Today on Imagination Matters, we welcome Imogen Lycett Green, Prize Director at the Betjeman Poetry Prize. Imogen has shared with us an article that she found particularly meaningful on the importance of teaching poetry. We’re pleased to share her introduction to the article:
Some poems are easy to comprehend, but poetic imagery and metaphor – the very elements that fire the imagination and create pictures which last – render other poems, to other readers, ‘confusing’. In front of their peers young people will often reject things they don’t understand. For this reason, many students are put off poetry at school, and after leaving school may never look at a poem again.
This article by experienced US educator Carol Jago, published on the Poetry Foundation website, is about how and why you might teach poetry. But it also offers itself as a resource for teachers, recommending that students hold a poem as if it were an imaginary object, turning it over in their hands and minds, finding a way in, and a way out the other side.
Jago explains that poetry teaches a young person to be ‘comfortable with uncertainty’, and aids the development of an ear for language, leading to more nuanced reading and writing. Advocating for arts in education, Jago adds that “[poems] possess a lifeline to some of the best thinking about what being human means.”
It’s my pleasure to recommend this article to the readers of Imagination Matters. I hope you enjoy it as much as I did.
Poetry lessons too often progress something like this: a teacher reads aloud with feeling a poem she loves. Because she is a good teacher, she doesn’t immediately start peppering students with questions about imagery and diction but instead gently queries, “So what do you think?” Silence. Not a raised hand in sight. But English teachers hate silence, so she starts talking, telling students about the poet’s life and influences, pointing out where the poem turns, explaining every allusion. In no time, the bell rings. Students shake themselves out of their stupor and whisper, “Phew! For a minute there I thought we were going to have to do something.”
What pains me about this scenario, which I have enacted more times than I care to admit, is that students leave class thinking, “Mrs. Jago knows a lot about poetry. Not me. I don’t get it.” They depart feeling both insufficiently smart and insufficiently soulful —the exact opposite of what we intend. They leave without imagining new worlds, different lives. They haven’t engaged the imaginative possibilities of poetry.

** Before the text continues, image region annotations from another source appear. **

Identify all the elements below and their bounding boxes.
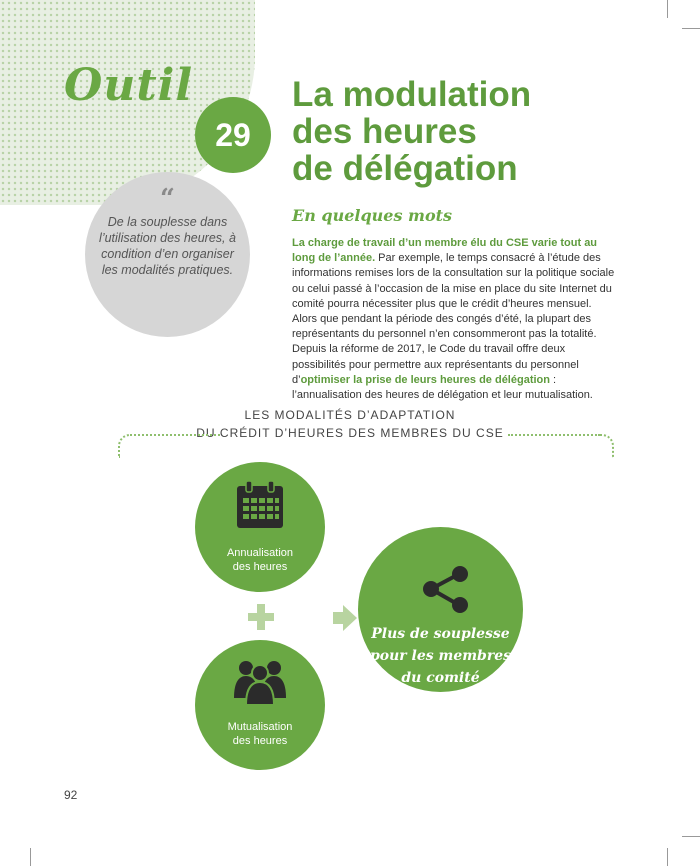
dotted-rule: [508, 434, 600, 436]
annualisation-circle: [195, 462, 325, 592]
share-icon: [421, 565, 471, 615]
label-line: Plus de souplesse: [371, 626, 510, 642]
quote-text: De la souplesse dans l’utilisation des heures, à condition d’en organiser les modalités pratiques.: [99, 215, 236, 277]
label-line: des heures: [232, 561, 288, 573]
paragraph-text: Par exemple, le temps consacré à l’étude des informations remises lors de la consultation sur la politique sociale ou celui passé à l’occasion de la mise en place du site Internet du comité pourra nécessiter plus que le crédit d’heures mensuel. Alors que pendant la période des congés d’été, la plupart des représentants du personnel n’en consommeront pas la totalité. Depuis la réforme de 2017, le Code du travail offre deux possibilités pour permettre aux représentants du personnel d’: [292, 252, 615, 386]
diagram-title-line: DU CRÉDIT D’HEURES DES MEMBRES DU CSE: [196, 426, 504, 440]
title-line: La modulation: [292, 75, 532, 114]
mutualisation-circle: [195, 640, 325, 770]
tool-label: Outil: [64, 60, 194, 111]
result-label: [358, 623, 523, 689]
result-circle: [358, 527, 523, 692]
label-line: Annualisation: [226, 547, 294, 559]
lead-sentence: La charge de travail d’un membre élu du CSE varie tout au long de l’année.: [292, 237, 598, 265]
dotted-rule: [130, 434, 220, 436]
crop-mark: [682, 836, 700, 837]
mutualisation-label: [195, 720, 325, 748]
title-line: de délégation: [292, 149, 518, 188]
bracket-left: [118, 434, 132, 458]
quote-bubble: [85, 172, 250, 337]
label-line: des heures: [232, 735, 288, 747]
intro-paragraph: [292, 236, 618, 403]
plus-icon: [248, 604, 274, 630]
page-title: [292, 76, 531, 187]
crop-mark: [667, 0, 668, 18]
section-heading: En quelques mots: [292, 206, 453, 225]
quote-mark-icon: “: [160, 184, 175, 214]
annualisation-label: [195, 546, 325, 574]
title-line: des heures: [292, 112, 477, 151]
crop-mark: [30, 848, 31, 866]
diagram-title: [0, 406, 700, 442]
crop-mark: [667, 848, 668, 866]
paragraph-text: : l’annualisation des heures de délégation et leur mutualisation.: [292, 373, 593, 402]
tool-number-badge: 29: [195, 97, 271, 173]
crop-mark: [682, 28, 700, 29]
label-line: pour les membres: [369, 648, 512, 664]
page-number: 92: [64, 788, 78, 802]
group-icon: [233, 656, 287, 706]
label-line: Mutualisation: [227, 721, 293, 733]
calendar-icon: [235, 480, 285, 530]
arrow-right-icon: [333, 605, 357, 631]
highlighted-phrase: optimiser la prise de leurs heures de délégation: [300, 373, 550, 386]
diagram-title-line: LES MODALITÉS D’ADAPTATION: [244, 408, 456, 422]
label-line: du comité: [401, 670, 480, 686]
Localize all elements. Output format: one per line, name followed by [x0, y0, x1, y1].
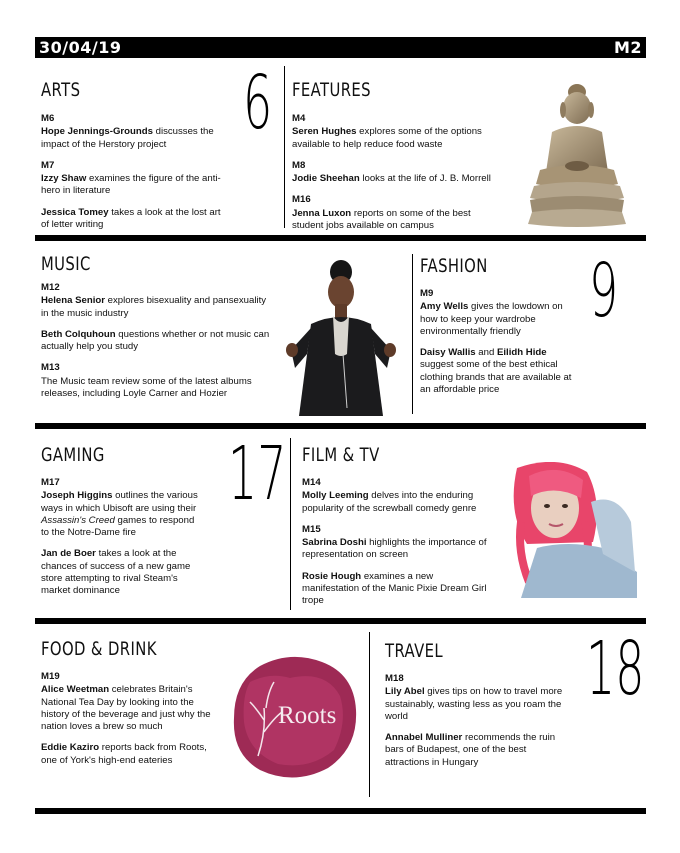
list-item: M6 Hope Jennings-Grounds discusses the impact of the Herstory project: [41, 113, 214, 150]
arts-list: [41, 113, 231, 240]
list-item: M16 Jenna Luxon reports on some of the best student jobs available on campus: [292, 194, 471, 232]
column-divider: [290, 438, 291, 610]
page-number: M2: [613, 38, 642, 57]
section-divider: [35, 618, 646, 624]
music-list: [41, 282, 276, 409]
section-title-music: MUSIC: [41, 253, 91, 275]
features-list: [292, 113, 497, 241]
section-title-food-drink: FOOD & DRINK: [41, 638, 157, 660]
section-title-arts: ARTS: [41, 79, 81, 101]
buddha-statue-image: [522, 82, 632, 228]
column-divider: [412, 254, 413, 414]
roots-logo: [230, 652, 360, 780]
issue-date: 30/04/19: [39, 38, 122, 57]
section-title-gaming: GAMING: [41, 444, 105, 466]
film-still-photo: [507, 462, 637, 598]
list-item: Jan de Boer takes a look at the chances of success of a new game store attempting to rival Steam's market dominance: [41, 548, 191, 597]
fashion-list: [420, 288, 580, 405]
section-title-features: FEATURES: [292, 79, 371, 101]
list-item: M19 Alice Weetman celebrates Britain's National Tea Day by looking into the history of the beverage and just why the nation loves a brew so much: [41, 671, 211, 733]
list-item: Annabel Mulliner recommends the ruin bars of Budapest, one of the best attractions in Hungary: [385, 732, 556, 768]
list-item: M17 Joseph Higgins outlines the various ways in which Ubisoft are using their Assassin's Creed games to respond to the Notre-Dame fire: [41, 477, 198, 539]
page-ref-gaming: 17: [228, 431, 287, 517]
list-item: M7 Izzy Shaw examines the figure of the anti-hero in literature: [41, 159, 221, 197]
list-item: M4 Seren Hughes explores some of the options available to help reduce food waste: [292, 113, 482, 150]
list-item: M14 Molly Leeming delves into the enduring popularity of the screwball comedy genre: [302, 477, 477, 514]
list-item: M12 Helena Senior explores bisexuality and pansexuality in the music industry: [41, 282, 267, 319]
list-item: Rosie Hough examines a new manifestation of the Manic Pixie Dream Girl trope: [302, 570, 487, 607]
list-item: M9 Amy Wells gives the lowdown on how to keep your wardrobe environmentally friendly: [420, 288, 563, 337]
list-item: Daisy Wallis and Eilidh Hide suggest some of the best ethical clothing brands that are available at an affordable price: [420, 347, 572, 396]
page-ref-fashion: 9: [589, 248, 619, 334]
list-item: M8 Jodie Sheehan looks at the life of J. B. Morrell: [292, 159, 491, 185]
list-item: M18 Lily Abel gives tips on how to travel more sustainably, wasting less as you roam the world: [385, 673, 563, 722]
singer-photo: [283, 258, 398, 416]
list-item: M13 The Music team review some of the latest albums releases, including Loyle Carner and Hozier: [41, 362, 252, 400]
section-title-travel: TRAVEL: [385, 640, 444, 662]
section-divider: [35, 423, 646, 429]
film-tv-list: [302, 477, 487, 617]
page-header-bar: [35, 37, 646, 58]
list-item: Eddie Kaziro reports back from Roots, one of York's high-end eateries: [41, 742, 207, 766]
column-divider: [284, 66, 285, 228]
section-divider: [35, 808, 646, 814]
section-title-fashion: FASHION: [420, 255, 488, 277]
column-divider: [369, 632, 370, 797]
section-title-film-tv: FILM & TV: [302, 444, 380, 466]
food-drink-list: [41, 671, 221, 776]
list-item: Jessica Tomey takes a look at the lost art of letter writing: [41, 206, 221, 231]
roots-logo-text: Roots: [278, 702, 337, 729]
travel-list: [385, 673, 567, 778]
list-item: Beth Colquhoun questions whether or not music can actually help you study: [41, 328, 270, 353]
page-ref-arts: 6: [243, 60, 273, 146]
list-item: M15 Sabrina Doshi highlights the importance of representation on screen: [302, 523, 487, 561]
page-ref-travel: 18: [586, 626, 645, 712]
gaming-list: [41, 477, 203, 607]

In the introduction to his book Beautiful & Pointless: A Guide to Modern Poetry(2011), poet and critic David Orr suggests that our whole approach to teaching poetry needs rethinking:
If there’s one thing that often unites academic treatments and how-to guides, it’s the implicit assumption that relating to poetry is like solving a calculus problem while being zapped with a cattle prod – that is, the dull business of poetic interpretation … is coupled uneasily with testimonials announcing poetry’s ability to derange the senses, make us lose ourselves in rapture, dance naked under the full moon, and so forth.

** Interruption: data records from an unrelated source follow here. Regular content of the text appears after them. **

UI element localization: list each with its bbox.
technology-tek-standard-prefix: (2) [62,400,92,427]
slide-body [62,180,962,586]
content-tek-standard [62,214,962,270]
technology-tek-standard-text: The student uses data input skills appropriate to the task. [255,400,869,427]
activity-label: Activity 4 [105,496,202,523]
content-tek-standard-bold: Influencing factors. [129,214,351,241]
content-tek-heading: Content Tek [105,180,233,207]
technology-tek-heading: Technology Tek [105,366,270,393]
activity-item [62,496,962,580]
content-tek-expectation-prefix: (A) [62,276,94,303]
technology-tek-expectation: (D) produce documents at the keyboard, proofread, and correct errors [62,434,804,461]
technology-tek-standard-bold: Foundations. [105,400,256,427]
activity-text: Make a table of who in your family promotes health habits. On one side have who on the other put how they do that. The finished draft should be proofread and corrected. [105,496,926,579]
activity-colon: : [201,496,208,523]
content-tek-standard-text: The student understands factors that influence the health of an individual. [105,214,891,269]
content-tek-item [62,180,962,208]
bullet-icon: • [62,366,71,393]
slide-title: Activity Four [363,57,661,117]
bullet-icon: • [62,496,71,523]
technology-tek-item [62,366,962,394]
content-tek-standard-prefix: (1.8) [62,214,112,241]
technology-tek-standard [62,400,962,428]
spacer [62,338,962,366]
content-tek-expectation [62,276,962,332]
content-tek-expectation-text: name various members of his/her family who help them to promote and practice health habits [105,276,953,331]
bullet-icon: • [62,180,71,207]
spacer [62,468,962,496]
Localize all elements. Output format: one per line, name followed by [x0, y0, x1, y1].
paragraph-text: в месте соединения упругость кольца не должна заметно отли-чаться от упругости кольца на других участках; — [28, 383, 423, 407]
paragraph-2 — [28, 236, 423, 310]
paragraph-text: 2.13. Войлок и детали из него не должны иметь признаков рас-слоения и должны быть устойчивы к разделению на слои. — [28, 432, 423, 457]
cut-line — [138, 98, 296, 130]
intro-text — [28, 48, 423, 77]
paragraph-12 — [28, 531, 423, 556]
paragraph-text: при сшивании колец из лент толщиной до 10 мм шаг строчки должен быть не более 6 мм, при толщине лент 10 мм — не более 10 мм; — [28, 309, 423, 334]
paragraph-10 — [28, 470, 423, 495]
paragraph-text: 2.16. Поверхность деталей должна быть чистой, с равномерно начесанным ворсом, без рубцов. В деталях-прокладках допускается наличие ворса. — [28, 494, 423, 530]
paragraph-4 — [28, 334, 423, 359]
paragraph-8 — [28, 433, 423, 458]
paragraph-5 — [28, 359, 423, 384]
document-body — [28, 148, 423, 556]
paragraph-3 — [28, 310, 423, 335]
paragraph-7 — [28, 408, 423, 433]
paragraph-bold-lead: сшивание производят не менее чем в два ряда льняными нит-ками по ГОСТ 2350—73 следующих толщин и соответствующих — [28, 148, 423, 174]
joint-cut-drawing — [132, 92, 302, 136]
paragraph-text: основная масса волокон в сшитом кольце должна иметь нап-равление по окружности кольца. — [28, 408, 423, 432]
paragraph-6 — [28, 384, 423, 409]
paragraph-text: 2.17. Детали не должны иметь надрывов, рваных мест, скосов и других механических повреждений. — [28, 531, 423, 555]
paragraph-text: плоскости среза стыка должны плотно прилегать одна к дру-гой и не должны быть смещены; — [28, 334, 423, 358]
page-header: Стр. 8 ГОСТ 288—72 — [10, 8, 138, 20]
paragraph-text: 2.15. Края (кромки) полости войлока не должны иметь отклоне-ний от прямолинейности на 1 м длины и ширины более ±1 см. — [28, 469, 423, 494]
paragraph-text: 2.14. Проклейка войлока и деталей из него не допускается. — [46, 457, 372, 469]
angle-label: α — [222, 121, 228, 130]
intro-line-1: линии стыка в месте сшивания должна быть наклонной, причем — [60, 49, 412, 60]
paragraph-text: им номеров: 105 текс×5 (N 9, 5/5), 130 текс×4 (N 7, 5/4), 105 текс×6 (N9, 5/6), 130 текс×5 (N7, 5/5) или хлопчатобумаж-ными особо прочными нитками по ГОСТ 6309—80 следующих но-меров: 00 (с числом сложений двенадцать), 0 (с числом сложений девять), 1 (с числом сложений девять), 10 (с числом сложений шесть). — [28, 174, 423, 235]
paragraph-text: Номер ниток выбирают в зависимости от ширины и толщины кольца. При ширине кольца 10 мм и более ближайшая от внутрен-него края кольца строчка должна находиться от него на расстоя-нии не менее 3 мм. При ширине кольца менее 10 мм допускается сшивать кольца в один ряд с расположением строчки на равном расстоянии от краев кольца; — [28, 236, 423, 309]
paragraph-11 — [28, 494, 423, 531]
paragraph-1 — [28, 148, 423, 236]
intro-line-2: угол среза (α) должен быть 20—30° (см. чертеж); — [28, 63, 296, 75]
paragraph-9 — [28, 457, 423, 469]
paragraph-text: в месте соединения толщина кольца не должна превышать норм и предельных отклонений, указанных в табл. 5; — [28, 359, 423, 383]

David Orr, poet and critic
He may have a point: students think they need to find the answer to the poetic riddle and participate in extreme emotional responses that often just aren’t there. In my experience, students don’t dislike poetry; they just find the art form annoying. A frustrated teenager may exclaim, “Why can’t the poet just say what he means?” Others may question why we make them read a particular poem, how it is relevant to their lives, why it is considered art at all, or what there is to learn from it. Along with feelings of annoyance, students—particularly students who consider themselves good at English—are embarrassed when they can’t immediately figure out what a poem means. Accustomed to having answers on the tips of their tongues, they are uncomfortable with the way lines of poetry make them feel inept. In truth, great poetry humbles us all.